What Should an Email Throttling Plan Look Like?

A well-structured email throttling plan accounts for a target daily email limit as the final result of the throttling period. While planning and enforcing a gradually increasing email limit day-by-day over a defined period of time - this is known as the throttling period. 

Specifically for outbound emails, you’ll want to avoid day-over-day increases in throttling limits higher than 2x the prior day's limit. Therefore, an example of a throttling plan for a new sales rep to reach a target limit of 52 emails per day over a 60-day throttling period can be visualized below:

Picking the Correct Target Email Limit

Determining the right email limit involves a deep understanding of your ESP's policies, historical campaign data, and current engagement metrics. Allegrow suggests tailoring your email volume not just to ESP guidelines but also to the engagement levels of your audience. 

Outbound emails carry the highest level of sending risk. Therefore, their sending limits should be closely controlled and lower than the sending limits you have for opt-in lists. Some general guidance on selecting a limit depends on your level of risk tolerance while accounting for the age of the mailbox and domain you send from. 

Throttling Use-Cases

Effective email throttling impacts various aspects of sales and marketing strategies. From onboarding new sellers to utilizing a different domain, and customizing sending limits for different roles; throttling limits provide governance and control over outbound email activity. 

Onboarding Sellers

For new team members, a gradual increase in email volume allows them to adapt to your company's outreach strategy while maintaining high deliverability standards. This "ramping" schedule prevents new accounts from being flagged due to sudden activity spikes​​.

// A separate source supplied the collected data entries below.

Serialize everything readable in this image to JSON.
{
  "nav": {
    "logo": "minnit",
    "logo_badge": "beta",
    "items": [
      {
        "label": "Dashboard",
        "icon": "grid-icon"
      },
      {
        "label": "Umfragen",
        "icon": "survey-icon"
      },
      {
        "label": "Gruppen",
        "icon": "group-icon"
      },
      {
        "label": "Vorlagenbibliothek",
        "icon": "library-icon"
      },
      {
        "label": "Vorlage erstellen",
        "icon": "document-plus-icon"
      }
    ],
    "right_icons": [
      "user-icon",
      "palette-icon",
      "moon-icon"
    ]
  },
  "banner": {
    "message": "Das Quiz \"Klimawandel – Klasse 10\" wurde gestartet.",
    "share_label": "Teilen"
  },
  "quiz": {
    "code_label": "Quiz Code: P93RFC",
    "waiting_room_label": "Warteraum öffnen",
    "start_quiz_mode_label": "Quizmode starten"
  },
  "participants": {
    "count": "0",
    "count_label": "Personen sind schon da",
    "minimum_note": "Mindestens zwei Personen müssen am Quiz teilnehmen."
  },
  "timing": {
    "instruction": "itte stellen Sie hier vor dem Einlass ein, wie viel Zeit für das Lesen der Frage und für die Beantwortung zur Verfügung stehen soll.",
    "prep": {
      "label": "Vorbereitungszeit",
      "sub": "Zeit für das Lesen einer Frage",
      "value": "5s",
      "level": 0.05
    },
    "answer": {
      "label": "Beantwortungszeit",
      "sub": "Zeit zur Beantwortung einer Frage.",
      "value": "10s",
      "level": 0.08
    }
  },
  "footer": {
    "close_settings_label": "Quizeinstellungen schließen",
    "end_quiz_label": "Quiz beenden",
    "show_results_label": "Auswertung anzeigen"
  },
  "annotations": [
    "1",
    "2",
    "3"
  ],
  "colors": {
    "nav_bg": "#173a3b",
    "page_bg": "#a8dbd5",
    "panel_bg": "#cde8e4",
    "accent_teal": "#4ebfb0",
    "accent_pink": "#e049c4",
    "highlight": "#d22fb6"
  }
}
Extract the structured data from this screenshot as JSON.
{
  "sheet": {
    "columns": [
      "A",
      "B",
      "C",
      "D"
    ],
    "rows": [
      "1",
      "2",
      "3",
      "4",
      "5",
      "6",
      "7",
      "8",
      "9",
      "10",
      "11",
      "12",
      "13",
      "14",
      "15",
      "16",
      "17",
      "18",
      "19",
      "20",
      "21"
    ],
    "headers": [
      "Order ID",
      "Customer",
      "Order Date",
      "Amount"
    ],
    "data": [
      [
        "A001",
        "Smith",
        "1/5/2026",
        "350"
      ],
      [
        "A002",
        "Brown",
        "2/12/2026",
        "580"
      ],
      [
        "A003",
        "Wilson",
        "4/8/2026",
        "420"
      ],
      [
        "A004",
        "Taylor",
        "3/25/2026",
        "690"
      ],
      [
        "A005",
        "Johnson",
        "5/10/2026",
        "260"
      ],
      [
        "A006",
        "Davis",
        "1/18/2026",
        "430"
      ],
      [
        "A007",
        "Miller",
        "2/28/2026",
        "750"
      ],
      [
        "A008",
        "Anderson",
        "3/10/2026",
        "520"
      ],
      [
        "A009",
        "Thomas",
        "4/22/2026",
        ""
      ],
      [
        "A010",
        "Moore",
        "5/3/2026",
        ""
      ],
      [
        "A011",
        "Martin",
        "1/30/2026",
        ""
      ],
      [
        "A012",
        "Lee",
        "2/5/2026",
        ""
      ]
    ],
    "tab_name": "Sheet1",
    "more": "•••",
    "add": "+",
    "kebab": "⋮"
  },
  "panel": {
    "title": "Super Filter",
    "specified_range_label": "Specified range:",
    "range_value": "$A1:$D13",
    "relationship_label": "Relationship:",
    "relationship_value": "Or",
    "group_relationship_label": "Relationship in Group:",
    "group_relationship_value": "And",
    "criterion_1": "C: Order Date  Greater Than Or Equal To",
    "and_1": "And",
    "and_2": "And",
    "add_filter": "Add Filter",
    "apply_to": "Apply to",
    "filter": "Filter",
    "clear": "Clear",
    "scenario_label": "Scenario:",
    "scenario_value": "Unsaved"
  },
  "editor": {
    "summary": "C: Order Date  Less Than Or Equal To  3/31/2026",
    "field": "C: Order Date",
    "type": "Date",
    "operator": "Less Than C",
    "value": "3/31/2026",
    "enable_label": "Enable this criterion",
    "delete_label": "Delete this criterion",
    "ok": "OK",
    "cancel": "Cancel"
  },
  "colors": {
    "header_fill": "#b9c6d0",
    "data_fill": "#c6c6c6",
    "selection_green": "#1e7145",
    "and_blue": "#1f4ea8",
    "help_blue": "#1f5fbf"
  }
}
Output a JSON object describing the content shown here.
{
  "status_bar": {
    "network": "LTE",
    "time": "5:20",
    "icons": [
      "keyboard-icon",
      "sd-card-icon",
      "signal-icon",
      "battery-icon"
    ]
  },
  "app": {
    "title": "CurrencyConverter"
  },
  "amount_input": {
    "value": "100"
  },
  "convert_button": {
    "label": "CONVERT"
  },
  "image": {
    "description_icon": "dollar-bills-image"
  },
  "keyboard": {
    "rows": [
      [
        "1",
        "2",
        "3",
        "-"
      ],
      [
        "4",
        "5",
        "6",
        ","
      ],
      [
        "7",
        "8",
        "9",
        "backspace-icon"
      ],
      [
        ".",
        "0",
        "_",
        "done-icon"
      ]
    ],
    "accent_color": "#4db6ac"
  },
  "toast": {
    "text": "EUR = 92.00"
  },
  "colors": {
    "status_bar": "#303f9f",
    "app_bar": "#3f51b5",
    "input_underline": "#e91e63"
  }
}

Reviving Suspended Accounts

Accounts returning from suspension or periods of inactivity require a cautious approach to reactivation. A throttled send rate prevents the risk of re-suspension by avoiding sudden increases in email volume, thus safeguarding your sender reputation​​.

Customizing Limits for Different Rep Roles

Different team roles may necessitate distinct email outreach strategies. For instance, account executives might have a higher sending threshold than sales development reps due to the nature of their outreach. Therefore, with Allegrow’s throttling feature, you can manage these limits and throttling schedules effectively across your outreach team. 

How to set up email throttling

Throttling can be set up by creating a day-by-day schedule plan yourself, in Excel, then enforcing those limits manually in your sending provider. However, this is hard to manage and takes a lot of time and effort even using free resources like the DIY throttling calculator here

Therefore, Allegrow can automate this entire process for Outreach.io users as a starting point. Setting up throttling across your team using Allegrow following our documentation here is simple with the following steps:

  • Select which users you want to throttle activity for. 
  • Select the limit and relevant throttle for each of those users. 
  • Then sit back and watch as the limits for each user dynamically progress in Outreach. 

Conclusion

In conclusion, throttling your email activity proactively by creating sensible limits for each sending use case means you are less likely to experience deliverability issues. The plan you implement for throttling will vary based on your sending use case and system. Sending to opt-in lists through systems like Mailchimp or Hubspot can be carried out with throttling features and segmentation best practices inside those applications. Whereas cold email sending has a higher level of risk and therefore requires more strict per-user throttles, this is where custom deliverability applications like Allegrow provide revenue operations teams with additional support and safeguards.